Além disso, a antecipação na comercialização e a armazenagem própria ampliam o poder de compra dessas indústrias.
Como consequência, o fluxo de milho para exportação perde força.
Etanol de milho ganha força e impacta exportações de milho
A expansão do etanol de milho tem provocado uma transformação silenciosa, porém profunda, na cadeia produtiva.
Com unidades instaladas próximas às lavouras, o custo com transporte diminui drasticamente.
“Essas plantas de etanol estão muito próximas da produção de milho, o que reduz significativamente a exposição ao frete.
Uma exportadora no Mato Grosso, por exemplo, precisa transportar esse milho por cerca de 2.000 quilômetros até o porto”, afirmou ao Money Times.
Essa diferença logística cria uma vantagem competitiva clara.
Enquanto exportadores enfrentam longas distâncias até os portos, as usinas compram diretamente na origem, oferecendo preços mais atrativos ao produtor.
Assim, as exportações de milho passam a enfrentar um ambiente mais desafiador, especialmente em momentos de concorrência acirrada com grandes players globais.

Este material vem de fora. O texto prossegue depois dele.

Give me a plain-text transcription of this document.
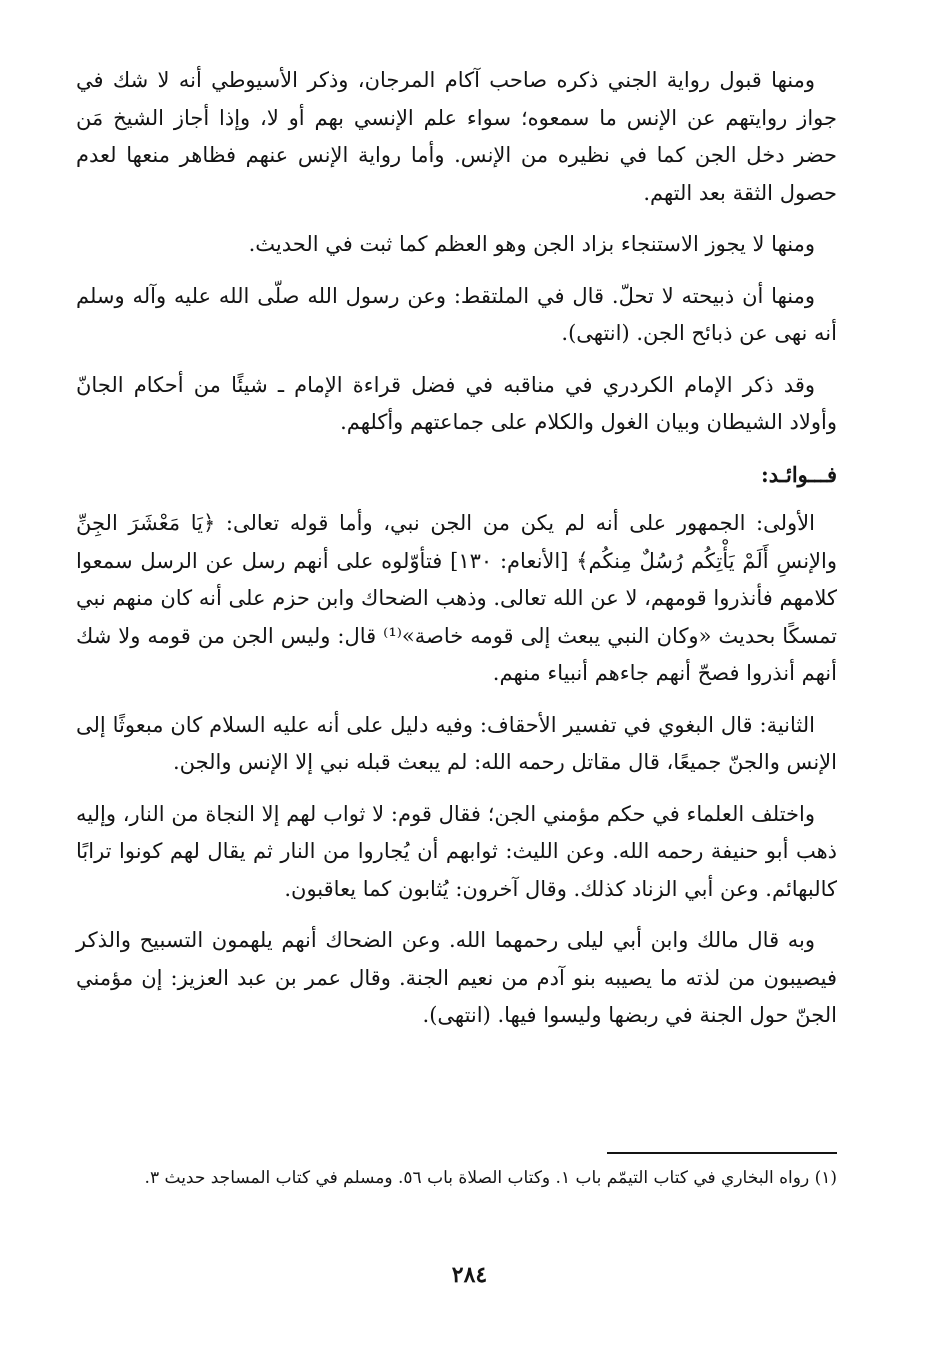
ومنها قبول رواية الجني ذكره صاحب آكام المرجان، وذكر الأسيوطي أنه لا شك في جواز روايتهم عن الإنس ما سمعوه؛ سواء علم الإنسي بهم أو لا، وإذا أجاز الشيخ مَن حضر دخل الجن كما في نظيره من الإنس. وأما رواية الإنس عنهم فظاهر منعها لعدم حصول الثقة بعد التهم.

ومنها لا يجوز الاستنجاء بزاد الجن وهو العظم كما ثبت في الحديث.

ومنها أن ذبيحته لا تحلّ. قال في الملتقط: وعن رسول الله صلّى الله عليه وآله وسلم أنه نهى عن ذبائح الجن. (انتهى).

وقد ذكر الإمام الكردري في مناقبه في فضل قراءة الإمام ـ شيئًا من أحكام الجانّ وأولاد الشيطان وبيان الغول والكلام على جماعتهم وأكلهم.

فـــوائـد:

الأولى: الجمهور على أنه لم يكن من الجن نبي، وأما قوله تعالى: ﴿يَا مَعْشَرَ الجِنِّ والإنسِ أَلَمْ يَأْتِكُم رُسُلٌ مِنكُم﴾ [الأنعام: ١٣٠] فتأوّلوه على أنهم رسل عن الرسل سمعوا كلامهم فأنذروا قومهم، لا عن الله تعالى. وذهب الضحاك وابن حزم على أنه كان منهم نبي تمسكًا بحديث «وكان النبي يبعث إلى قومه خاصة»⁽¹⁾ قال: وليس الجن من قومه ولا شك أنهم أنذروا فصحّ أنهم جاءهم أنبياء منهم.

الثانية: قال البغوي في تفسير الأحقاف: وفيه دليل على أنه عليه السلام كان مبعوثًا إلى الإنس والجنّ جميعًا، قال مقاتل رحمه الله: لم يبعث قبله نبي إلا الإنس والجن.

واختلف العلماء في حكم مؤمني الجن؛ فقال قوم: لا ثواب لهم إلا النجاة من النار، وإليه ذهب أبو حنيفة رحمه الله. وعن الليث: ثوابهم أن يُجاروا من النار ثم يقال لهم كونوا ترابًا كالبهائم. وعن أبي الزناد كذلك. وقال آخرون: يُثابون كما يعاقبون.

وبه قال مالك وابن أبي ليلى رحمهما الله. وعن الضحاك أنهم يلهمون التسبيح والذكر فيصيبون من لذته ما يصيبه بنو آدم من نعيم الجنة. وقال عمر بن عبد العزيز: إن مؤمني الجنّ حول الجنة في ربضها وليسوا فيها. (انتهى).

(١) رواه البخاري في كتاب التيمّم باب ١. وكتاب الصلاة باب ٥٦. ومسلم في كتاب المساجد حديث ٣.

٢٨٤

Recorde em 2023 e nova dinâmica no mercado
Depois de atingir um recorde histórico em 2023, os embarques brasileiros começaram a perder ritmo. Segundo a especialista do Rabobank, a mudança não é pontual, mas estrutural.
“As exportações atingiram um recorde significativo em 2023 e, desde então, vimos uma redução significativa desse volume”, afirma e detalha:
“No mercado de exportação, trabalhamos com janelas oportunas. Fica muito difícil competir com EUA e Argentina nesse mercado. Se adicionarmos toda essa mudança na dinâmica do mercado brasileiro, isso tende a limitar cada vez mais os embarques do Brasil”.
Ou seja, o Brasil continua relevante no comércio global, mas enfrenta maior concorrência e, agora, uma demanda doméstica mais robusta.
O fortalecimento do mercado interno torna o setor menos dependente de fatores externos.
Mercado interno fortalece o milho frente à soja
Historicamente tratado como cultura secundária, o milho ganhou protagonismo na renda do produtor rural.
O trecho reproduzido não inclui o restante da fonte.